It is generally not known among baseball historians that Willie Mays almost paid a visit to Camp Shalom for girls in New York’s Adirondacks during the summer of 1966. The girls were asked to choose “a prominent person in their field” to come to the campsite--situated on an icy, tempestuous lake, enemy of the backstroke--and illuminate the spirit of beauty and mystery in the universe. The camp owner, Sylvia, a woman of deep intellect and an imperious, crusty exterior, naturally thought her girls would invite I. B. Singer, Irving Howe, Elizabeth Hardwick, or even Betty Friedan.

While athletics had their place at the camp (“If you don't win, don't come home,” Sylvia warned one swimmer before competition), intellectual pursuits were exalted. Before camp opened, reading assignments were issued in preparation for the weekly book club meetings. There was the New York Times Sunday social hall gathering with the peremptory command “Boys like girls who read the New York Times” posted everywhere around the camp. Lectures covered everything from the history of the labor movement to Martin Buber’s I and Thou. So it came as quite a blow to Sylvia when the girls chose for the camp visit the San Francisco Giants’ Willie Mays, who earlier in the summer had shattered Mel Ott's National League record of 511 career homers.

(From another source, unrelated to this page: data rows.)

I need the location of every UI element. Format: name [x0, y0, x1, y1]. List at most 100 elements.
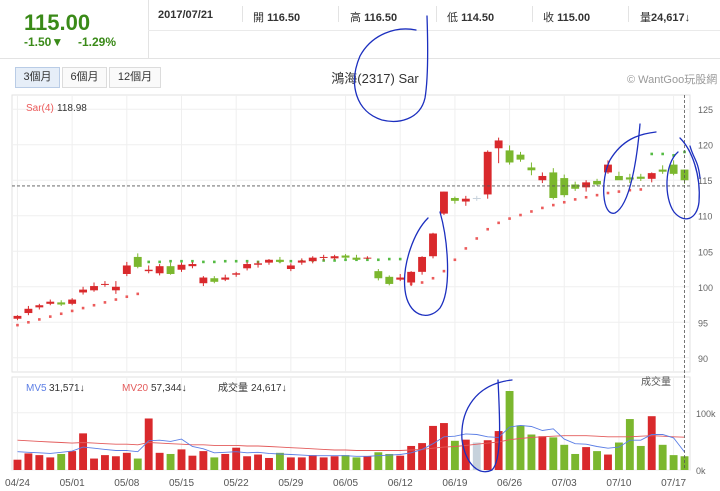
candle-body	[13, 315, 22, 319]
volume-down-arrow-icon: ↓	[684, 12, 691, 24]
volume-bar	[625, 419, 634, 470]
volume-bar	[35, 455, 44, 470]
volume-bar	[24, 453, 33, 470]
sar-dot	[180, 259, 183, 263]
divider	[532, 6, 533, 22]
sar-dot	[169, 259, 172, 263]
volume-bar	[232, 447, 241, 470]
mv5-line	[17, 424, 685, 457]
candle-body	[396, 277, 405, 280]
volume-bar	[407, 445, 416, 470]
volume-bar	[658, 444, 667, 470]
candle-body	[210, 278, 219, 282]
volume-bar	[319, 457, 328, 470]
header-rule	[148, 30, 720, 31]
candle-body	[429, 233, 437, 257]
sar-dot	[398, 257, 402, 261]
candle-body	[516, 154, 525, 160]
sar-dot	[333, 259, 336, 262]
volume-bar	[144, 418, 153, 470]
sar-dot	[431, 276, 435, 280]
volume-bar	[472, 442, 481, 470]
volume-bar	[111, 456, 120, 470]
candle-body	[90, 286, 98, 291]
mv5-label: MV5	[26, 383, 47, 394]
sar-dot	[530, 210, 533, 213]
candles	[13, 137, 689, 321]
volume-bar	[549, 437, 558, 470]
candle-body	[122, 265, 131, 274]
sar-dot	[81, 306, 85, 310]
sar-dot	[92, 303, 96, 307]
range-3-months-button[interactable]: 3個月	[15, 67, 60, 88]
volume-bar	[57, 453, 66, 470]
price-tick-label: 120	[698, 141, 713, 151]
close-field: 收 115.00	[543, 9, 590, 25]
price-tick-label: 100	[698, 283, 713, 293]
sar-dot	[234, 259, 238, 263]
candle-body	[265, 259, 273, 263]
volume-bar	[254, 454, 262, 470]
candle-body	[275, 259, 284, 262]
volume-bar	[680, 456, 689, 470]
candle-body	[440, 191, 448, 214]
legend-labels: Sar(4) 118.98 MV5 31,571↓ MV20 57,344↓ 成…	[26, 103, 671, 394]
quote-date: 2017/07/21	[158, 9, 214, 21]
sar-dot	[475, 237, 479, 240]
sar-dot	[344, 258, 347, 262]
volume-bar	[68, 451, 77, 470]
sar-dots	[16, 150, 686, 327]
candle-body	[549, 172, 558, 198]
sar-dot	[114, 298, 118, 301]
volume-bar	[188, 455, 197, 470]
candle-body	[407, 271, 416, 283]
range-12-months-button[interactable]: 12個月	[109, 67, 161, 88]
open-field: 開 116.50	[253, 9, 300, 25]
volume-bar	[13, 459, 22, 470]
volume-bar	[286, 457, 295, 470]
open-value: 116.50	[267, 12, 301, 24]
candle-body	[604, 164, 612, 173]
volume-bar	[593, 451, 601, 470]
axes: 90 95 100 105 110 115 120 125 100k 0k 04/24 05/01 05…	[5, 95, 716, 489]
sar-dot	[442, 269, 446, 273]
volume-bar	[177, 449, 186, 470]
volume-value: 24,617↓	[251, 383, 287, 394]
candle-body	[243, 264, 252, 269]
sar-dot	[573, 198, 577, 201]
sar-dot	[617, 190, 621, 193]
volume-bar	[166, 453, 175, 470]
high-value: 116.50	[364, 12, 398, 24]
candle-body	[133, 256, 142, 267]
divider	[338, 6, 339, 22]
candle-body	[560, 178, 569, 196]
candle-body	[286, 265, 295, 270]
close-value: 115.00	[557, 12, 591, 24]
volume-bar	[308, 455, 317, 470]
sar-dot	[202, 260, 205, 264]
candle-body	[450, 197, 459, 201]
sar-dot	[519, 213, 522, 217]
volume-bar	[560, 444, 569, 470]
price-tick-label: 125	[698, 105, 713, 115]
annotation-stroke	[689, 145, 701, 179]
sar-dot	[552, 203, 555, 207]
sar-dot	[606, 191, 610, 195]
sar-dot	[147, 260, 150, 264]
candle-body	[571, 184, 580, 189]
candle-body	[582, 182, 591, 188]
candle-body	[527, 167, 536, 171]
volume-bar	[352, 457, 361, 470]
price-pane-frame	[11, 94, 691, 373]
volume-bar	[330, 456, 339, 470]
brand-watermark: © WantGoo玩股網	[627, 74, 718, 86]
range-6-months-button[interactable]: 6個月	[62, 67, 107, 88]
annotation-stroke	[403, 211, 449, 316]
sar-label: Sar(4)	[26, 103, 54, 114]
candle-body	[669, 164, 678, 174]
volume-bar	[275, 452, 284, 470]
candle-body	[483, 151, 492, 195]
date-tick-label: 07/17	[661, 478, 686, 489]
sar-dot	[486, 227, 489, 231]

...As he spoke, I looked with wonder at his hands: large, strong, expressive hands; hands that made the most mysterious and beautiful catches. Within me stirred a maelstrom of awakening, a flooding of memories: how Willie was as much a part of summer camp as rounds of “Row row row your boat,” Franny and Zooey, and huge campfires out under a black mountain sky suffused with stars as fat as home plate.